Les « théories de l’espace de travail global », par exemple, postulent que la conscience naît de la présence d’un goulot d’étranglement à capacité limitée qui recueille des informations provenant de toutes les parties du cerveau et sélectionne les informations à rendre globalement disponibles. Les « théories du traitement récurrent » mettent l’accent sur le rôle de la rétroaction des processus ultérieurs sur les processus antérieurs.

Chaque théorie suggère à son tour des indicateurs plus spécifiques. Notre liste finale contient 14 indicateurs, chacun se concentrant sur un aspect du fonctionnement des systèmes plutôt que sur leur comportement.

Il n’y a aucune raison de penser que les systèmes actuels sont conscients

Où en sont les technologies actuelles ? Notre analyse suggère qu’il n’y a aucune raison de penser que les systèmes d’IA actuels sont conscients.

Certains répondent à quelques-uns des indicateurs. Les systèmes utilisant l’architecture transformatrice, une sorte de modèle d’apprentissage automatique à la base de ChatGPT et d’outils similaires, répondent à trois des indicateurs de l' »espace de travail global », mais ne disposent pas de la capacité cruciale de relayer les messages à l’échelle mondiale.

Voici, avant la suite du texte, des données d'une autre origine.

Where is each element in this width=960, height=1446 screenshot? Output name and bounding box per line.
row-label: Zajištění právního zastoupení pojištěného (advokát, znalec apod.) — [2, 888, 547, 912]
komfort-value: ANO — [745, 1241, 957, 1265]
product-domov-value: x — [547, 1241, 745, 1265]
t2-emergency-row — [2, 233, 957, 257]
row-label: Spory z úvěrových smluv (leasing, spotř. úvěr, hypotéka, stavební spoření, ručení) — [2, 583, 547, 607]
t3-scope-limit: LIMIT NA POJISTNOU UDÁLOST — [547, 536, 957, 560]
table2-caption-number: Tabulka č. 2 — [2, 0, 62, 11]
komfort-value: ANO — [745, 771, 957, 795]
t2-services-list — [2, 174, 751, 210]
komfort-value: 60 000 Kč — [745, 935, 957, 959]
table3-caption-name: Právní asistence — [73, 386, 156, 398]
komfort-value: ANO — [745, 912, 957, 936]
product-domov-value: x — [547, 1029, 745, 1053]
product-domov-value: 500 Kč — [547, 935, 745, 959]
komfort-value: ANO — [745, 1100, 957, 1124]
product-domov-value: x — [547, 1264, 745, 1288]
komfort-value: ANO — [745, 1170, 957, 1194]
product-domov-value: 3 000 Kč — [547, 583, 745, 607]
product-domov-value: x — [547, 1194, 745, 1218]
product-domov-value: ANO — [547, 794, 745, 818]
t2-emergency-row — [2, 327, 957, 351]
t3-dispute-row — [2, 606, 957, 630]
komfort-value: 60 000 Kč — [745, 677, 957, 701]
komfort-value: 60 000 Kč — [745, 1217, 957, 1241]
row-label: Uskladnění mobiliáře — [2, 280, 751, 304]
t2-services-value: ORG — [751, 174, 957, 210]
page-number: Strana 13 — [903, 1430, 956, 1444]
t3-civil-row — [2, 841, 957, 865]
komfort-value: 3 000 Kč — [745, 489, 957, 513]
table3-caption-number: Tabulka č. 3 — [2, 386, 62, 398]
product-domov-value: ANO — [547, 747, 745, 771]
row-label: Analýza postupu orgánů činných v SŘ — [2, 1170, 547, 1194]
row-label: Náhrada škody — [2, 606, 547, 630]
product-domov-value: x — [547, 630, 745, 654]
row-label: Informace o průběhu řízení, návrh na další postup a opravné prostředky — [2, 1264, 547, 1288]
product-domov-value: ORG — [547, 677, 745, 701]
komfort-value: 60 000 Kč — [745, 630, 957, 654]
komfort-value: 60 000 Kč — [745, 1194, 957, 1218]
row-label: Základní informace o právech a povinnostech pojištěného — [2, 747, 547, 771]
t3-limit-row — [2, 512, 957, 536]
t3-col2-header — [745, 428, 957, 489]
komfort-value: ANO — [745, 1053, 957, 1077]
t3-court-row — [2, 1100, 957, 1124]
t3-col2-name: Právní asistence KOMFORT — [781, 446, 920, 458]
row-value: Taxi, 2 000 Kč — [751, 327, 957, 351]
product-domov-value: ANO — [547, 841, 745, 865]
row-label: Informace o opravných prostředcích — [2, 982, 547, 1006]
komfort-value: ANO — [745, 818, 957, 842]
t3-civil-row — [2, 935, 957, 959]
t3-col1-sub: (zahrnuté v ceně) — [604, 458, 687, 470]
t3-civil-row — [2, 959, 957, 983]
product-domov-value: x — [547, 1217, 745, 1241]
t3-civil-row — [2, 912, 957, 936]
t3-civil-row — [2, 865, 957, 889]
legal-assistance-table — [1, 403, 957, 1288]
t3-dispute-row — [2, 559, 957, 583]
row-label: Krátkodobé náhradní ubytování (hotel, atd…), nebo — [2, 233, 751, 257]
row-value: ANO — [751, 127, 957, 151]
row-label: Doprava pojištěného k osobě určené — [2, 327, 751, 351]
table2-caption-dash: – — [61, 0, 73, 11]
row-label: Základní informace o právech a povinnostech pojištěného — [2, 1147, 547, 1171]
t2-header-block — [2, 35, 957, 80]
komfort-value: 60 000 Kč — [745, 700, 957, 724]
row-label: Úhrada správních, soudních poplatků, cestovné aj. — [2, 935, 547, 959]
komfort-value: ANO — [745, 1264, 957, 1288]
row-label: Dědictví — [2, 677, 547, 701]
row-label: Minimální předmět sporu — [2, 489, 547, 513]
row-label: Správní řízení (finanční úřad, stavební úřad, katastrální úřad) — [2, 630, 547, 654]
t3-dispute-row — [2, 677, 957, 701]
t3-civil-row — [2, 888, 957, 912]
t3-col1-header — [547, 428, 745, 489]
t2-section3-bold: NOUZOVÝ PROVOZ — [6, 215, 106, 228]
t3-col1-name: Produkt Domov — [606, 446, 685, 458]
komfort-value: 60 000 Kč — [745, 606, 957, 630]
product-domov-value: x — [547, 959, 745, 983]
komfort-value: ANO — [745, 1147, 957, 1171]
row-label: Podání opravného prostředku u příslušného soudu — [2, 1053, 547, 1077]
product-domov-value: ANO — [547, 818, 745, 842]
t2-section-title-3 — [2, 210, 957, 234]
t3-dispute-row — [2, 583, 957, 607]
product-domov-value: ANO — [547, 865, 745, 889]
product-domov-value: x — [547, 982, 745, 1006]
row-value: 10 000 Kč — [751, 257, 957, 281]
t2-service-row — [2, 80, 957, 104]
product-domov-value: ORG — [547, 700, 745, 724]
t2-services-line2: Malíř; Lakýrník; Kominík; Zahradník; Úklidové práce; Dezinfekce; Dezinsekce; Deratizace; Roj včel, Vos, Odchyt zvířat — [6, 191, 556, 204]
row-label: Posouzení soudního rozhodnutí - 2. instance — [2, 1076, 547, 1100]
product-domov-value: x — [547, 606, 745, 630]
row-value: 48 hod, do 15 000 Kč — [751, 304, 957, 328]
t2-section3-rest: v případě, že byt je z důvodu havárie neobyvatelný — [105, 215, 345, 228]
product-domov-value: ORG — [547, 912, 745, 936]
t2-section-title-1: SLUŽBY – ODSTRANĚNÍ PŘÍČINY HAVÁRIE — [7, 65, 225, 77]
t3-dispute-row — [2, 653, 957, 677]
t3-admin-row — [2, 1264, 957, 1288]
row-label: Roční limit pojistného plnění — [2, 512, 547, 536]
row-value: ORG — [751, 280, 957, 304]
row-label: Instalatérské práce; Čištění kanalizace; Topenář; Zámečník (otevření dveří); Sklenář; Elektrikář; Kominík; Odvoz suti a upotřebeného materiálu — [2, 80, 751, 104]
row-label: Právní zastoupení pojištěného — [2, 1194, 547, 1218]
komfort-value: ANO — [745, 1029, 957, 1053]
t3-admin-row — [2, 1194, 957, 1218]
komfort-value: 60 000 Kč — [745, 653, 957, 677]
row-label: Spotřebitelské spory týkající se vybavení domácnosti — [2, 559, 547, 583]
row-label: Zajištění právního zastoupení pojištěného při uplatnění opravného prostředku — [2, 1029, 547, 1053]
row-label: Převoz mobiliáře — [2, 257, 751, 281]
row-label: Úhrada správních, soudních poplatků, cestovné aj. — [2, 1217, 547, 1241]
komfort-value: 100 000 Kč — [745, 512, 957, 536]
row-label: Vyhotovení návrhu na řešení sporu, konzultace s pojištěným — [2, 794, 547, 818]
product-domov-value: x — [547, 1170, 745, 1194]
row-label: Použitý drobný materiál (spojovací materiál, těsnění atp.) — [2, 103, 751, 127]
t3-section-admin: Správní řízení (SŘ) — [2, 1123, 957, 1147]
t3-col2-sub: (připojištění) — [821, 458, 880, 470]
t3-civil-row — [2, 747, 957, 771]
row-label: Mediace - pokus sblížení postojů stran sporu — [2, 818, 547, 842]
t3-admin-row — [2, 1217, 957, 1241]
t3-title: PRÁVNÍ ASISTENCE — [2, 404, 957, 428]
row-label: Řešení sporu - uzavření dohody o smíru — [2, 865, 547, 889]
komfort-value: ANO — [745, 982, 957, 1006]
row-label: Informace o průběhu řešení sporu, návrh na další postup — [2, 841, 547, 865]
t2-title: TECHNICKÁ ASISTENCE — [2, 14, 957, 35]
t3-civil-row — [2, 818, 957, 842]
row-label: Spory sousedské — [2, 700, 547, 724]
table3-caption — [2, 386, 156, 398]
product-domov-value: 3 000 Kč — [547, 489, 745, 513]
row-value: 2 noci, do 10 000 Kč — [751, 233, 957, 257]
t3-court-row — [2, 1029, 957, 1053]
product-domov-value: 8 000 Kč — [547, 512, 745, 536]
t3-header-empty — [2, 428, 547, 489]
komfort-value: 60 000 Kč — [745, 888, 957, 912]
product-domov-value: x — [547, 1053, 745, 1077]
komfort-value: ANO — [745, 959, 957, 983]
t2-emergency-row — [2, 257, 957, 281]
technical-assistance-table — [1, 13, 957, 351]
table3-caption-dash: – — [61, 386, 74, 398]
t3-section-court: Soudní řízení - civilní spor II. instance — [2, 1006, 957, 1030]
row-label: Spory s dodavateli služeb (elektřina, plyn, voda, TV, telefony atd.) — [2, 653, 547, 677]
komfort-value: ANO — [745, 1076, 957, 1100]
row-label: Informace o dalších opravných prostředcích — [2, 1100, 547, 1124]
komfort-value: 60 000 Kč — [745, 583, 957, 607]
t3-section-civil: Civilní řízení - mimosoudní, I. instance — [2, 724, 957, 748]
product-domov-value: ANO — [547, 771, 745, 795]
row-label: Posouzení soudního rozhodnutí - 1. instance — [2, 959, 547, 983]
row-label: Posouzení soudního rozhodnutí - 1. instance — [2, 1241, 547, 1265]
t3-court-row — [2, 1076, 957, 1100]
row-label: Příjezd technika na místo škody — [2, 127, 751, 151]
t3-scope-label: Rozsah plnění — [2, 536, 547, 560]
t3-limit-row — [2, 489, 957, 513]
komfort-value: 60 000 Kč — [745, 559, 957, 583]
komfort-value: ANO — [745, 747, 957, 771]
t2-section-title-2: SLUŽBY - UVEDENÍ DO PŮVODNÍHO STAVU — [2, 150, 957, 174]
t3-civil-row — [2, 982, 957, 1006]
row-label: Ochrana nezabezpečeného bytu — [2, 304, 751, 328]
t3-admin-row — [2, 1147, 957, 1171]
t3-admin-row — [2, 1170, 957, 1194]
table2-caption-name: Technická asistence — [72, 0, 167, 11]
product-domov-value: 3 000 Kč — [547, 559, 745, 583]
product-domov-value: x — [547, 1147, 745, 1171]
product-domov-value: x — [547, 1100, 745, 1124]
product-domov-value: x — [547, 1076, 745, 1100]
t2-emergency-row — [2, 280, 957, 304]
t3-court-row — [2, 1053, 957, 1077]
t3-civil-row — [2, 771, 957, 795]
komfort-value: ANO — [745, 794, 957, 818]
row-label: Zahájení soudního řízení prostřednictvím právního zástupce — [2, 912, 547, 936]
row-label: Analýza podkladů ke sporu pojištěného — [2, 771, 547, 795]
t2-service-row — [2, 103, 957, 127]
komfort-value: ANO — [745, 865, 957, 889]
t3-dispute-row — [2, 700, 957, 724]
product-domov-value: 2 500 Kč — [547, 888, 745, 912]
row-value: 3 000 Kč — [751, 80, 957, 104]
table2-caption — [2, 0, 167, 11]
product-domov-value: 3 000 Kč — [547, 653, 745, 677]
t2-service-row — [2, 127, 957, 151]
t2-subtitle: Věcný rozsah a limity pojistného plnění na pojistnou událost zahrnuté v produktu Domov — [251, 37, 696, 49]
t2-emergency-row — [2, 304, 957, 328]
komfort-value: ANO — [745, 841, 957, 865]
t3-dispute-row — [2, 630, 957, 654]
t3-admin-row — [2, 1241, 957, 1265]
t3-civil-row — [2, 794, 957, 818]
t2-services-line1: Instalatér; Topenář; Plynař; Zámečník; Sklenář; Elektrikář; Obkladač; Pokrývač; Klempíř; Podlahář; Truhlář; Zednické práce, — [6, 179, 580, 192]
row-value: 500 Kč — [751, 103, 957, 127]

Ils ne satisfont pas non plus à la plupart des autres indicateurs.

Ainsi, malgré les impressionnantes capacités de conversation de ChatGPT, il n’y a probablement personne à la maison à l’intérieur. D’autres architectures remplissent également, au mieux, une poignée de critères.

La plupart des architectures actuelles ne répondent qu’à quelques indicateurs au maximum. Cependant, pour la plupart des indicateurs, il existe au moins une architecture actuelle qui y répond.

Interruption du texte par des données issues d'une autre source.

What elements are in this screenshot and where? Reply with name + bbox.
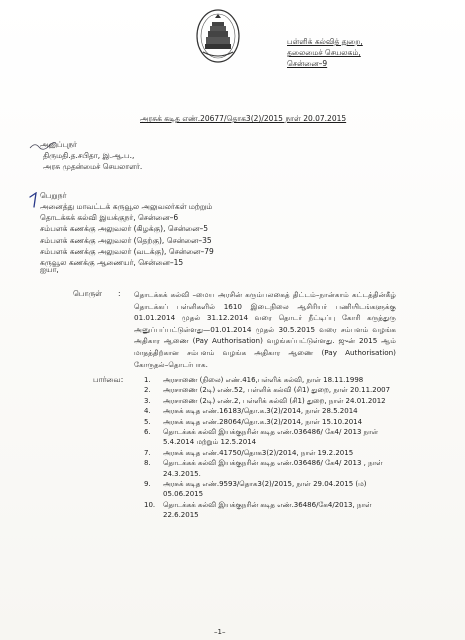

Cela suggère qu’il n’y a pas d’obstacles techniques évidents à la construction de systèmes d’IA qui répondent à la plupart ou à la totalité des indicateurs.

La question est probablement de savoir quand, plutôt que si, un tel système sera construit. Bien entendu, de nombreuses questions resteront en suspens lorsque ce sera le cas.

Au-delà de la conscience humaine

Les théories scientifiques que nous avons analysées (et les auteurs de l’article !) ne sont pas toujours d’accord entre elles. Nous utilisons une liste d’indicateurs plutôt que des critères stricts pour reconnaître ce fait. Cette méthode peut s’avérer très efficace face à l’incertitude scientifique.

Nous nous sommes inspirés de débats similaires sur la conscience animale. La plupart d’entre nous pensent qu’au moins certains animaux non humains sont conscients, même s’ils ne peuvent pas nous parler de ce qu’ils ressentent.

En 2021, un rapport de la London School of Economics affirmant que les céphalopodes comme les pieuvres ressentent probablement la douleur a contribué à modifier la politique britannique en matière d’éthique animale. L’accent mis sur les caractéristiques structurelles a pour conséquence surprenante que même certains animaux simples, tels que les insectes, peuvent posséder une forme minimale de conscience.

Notre rapport ne formule aucune recommandation sur ce qu’il convient de faire avec l’IA consciente. Cette question deviendra de plus en plus urgente à mesure que les systèmes d’IA deviendront inévitablement plus puissants et largement déployés.

Nos indicateurs ne seront pas le dernier mot, mais nous espérons qu’ils constitueront un premier pas vers une approche scientifique de cette question complexe.